Sometimes words are the easiest things to come by when all else fails. When I can't draw or paint or clean house or water the plants or make my bed or do the laundry, I can always write. It takes the least amount of effort and is as easy as breathing or drinking coffee and smoking my cigarettes. It comes as easy as that and I never get bored with it, and why should I? In how many places do you get to sit down and write about the things that interest you and that revolve around you? It's like I'm constantly writing my autobiography without an editor to correct me.
Of course, there's writer's block and the moment you say you don't suffer from it, you have it and don't know what to write about. That's when you have to put your mind on the middle distance gazing view and let it take over your command of the keyboard. You will notice that very rapidly the words come rolling out of your head without you consciously having to think about them, and that they find their way to the screen effortlessly. You wouldn't believe the amount of monologue you can produce this way, unhindered as you are by a responding typist.

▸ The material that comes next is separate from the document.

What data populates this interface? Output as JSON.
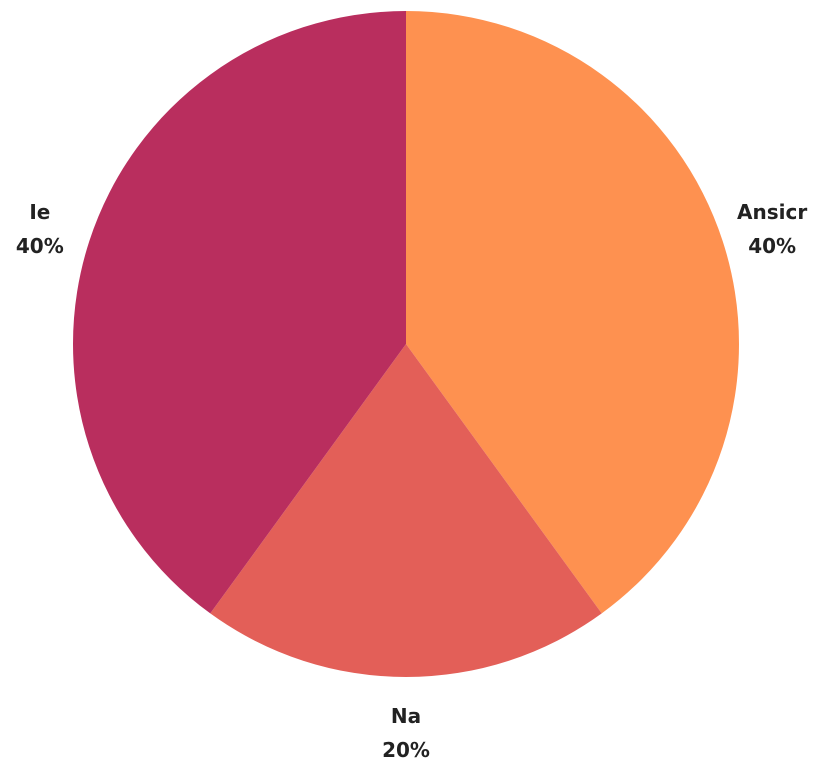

Yes, the moment blogging was invented was a great moment for people like me who like to ramble on about nothing in particular at all and about everything under the sun in general. There is no subject that I will not discuss, but the subjects that I do discuss are always those that are closest to my heart, without giving away too much of myself and disclosing everything I am about and my deepest, darkest secrets. I pick and choose through the skeletons in my closet and choose the fleshiest ones that do not rattle too much and don't tell too horrid a tale.
Of course, everybody thinks that a blog is like a confessional and that you need to tell all and keep no secrets from your loyal readers, and in a a way that is true and very often I give in to this notion and share my daily haps and mishaps and my general embarrassments as if I know no shame and I have no privacy to consider. I want to share freely and give you a decent idea what it is like to be me in this world I inhabit, but lately I have become a little bit more weary and more sparse with my announcements and I speak in riddles more than I ever used to. I purposely do that and I am like an animal circling the watering hole, watching for crocodiles to snatch it into the dark water.
I guess I want to add an element of mystery to my, up until recently, very public life. Then again, this whole monologue could be an exercise in creative writing and tomorrow I will return to my usual normal, cheerful self without any misgivings at all. It all depends on how true to the core I'm writing now and how close these thoughts are to what I actually feel, or if they are pulled out so deep from my subconscious, that they will seem alien to me in the morning and I will distance myself from them completely. It is very possible that there are two people sitting here behind this computer, one being the creative writer who dramatizes the thoughts into words and sentences, and the other being me who allows it to happen.
There, now I've completely confused you, which is not a bad thing to do, because it makes you think and that makes you not accept everything so easily and complacently.
With those words I'll leave you and say goodnight to you and go turn on the television for a while.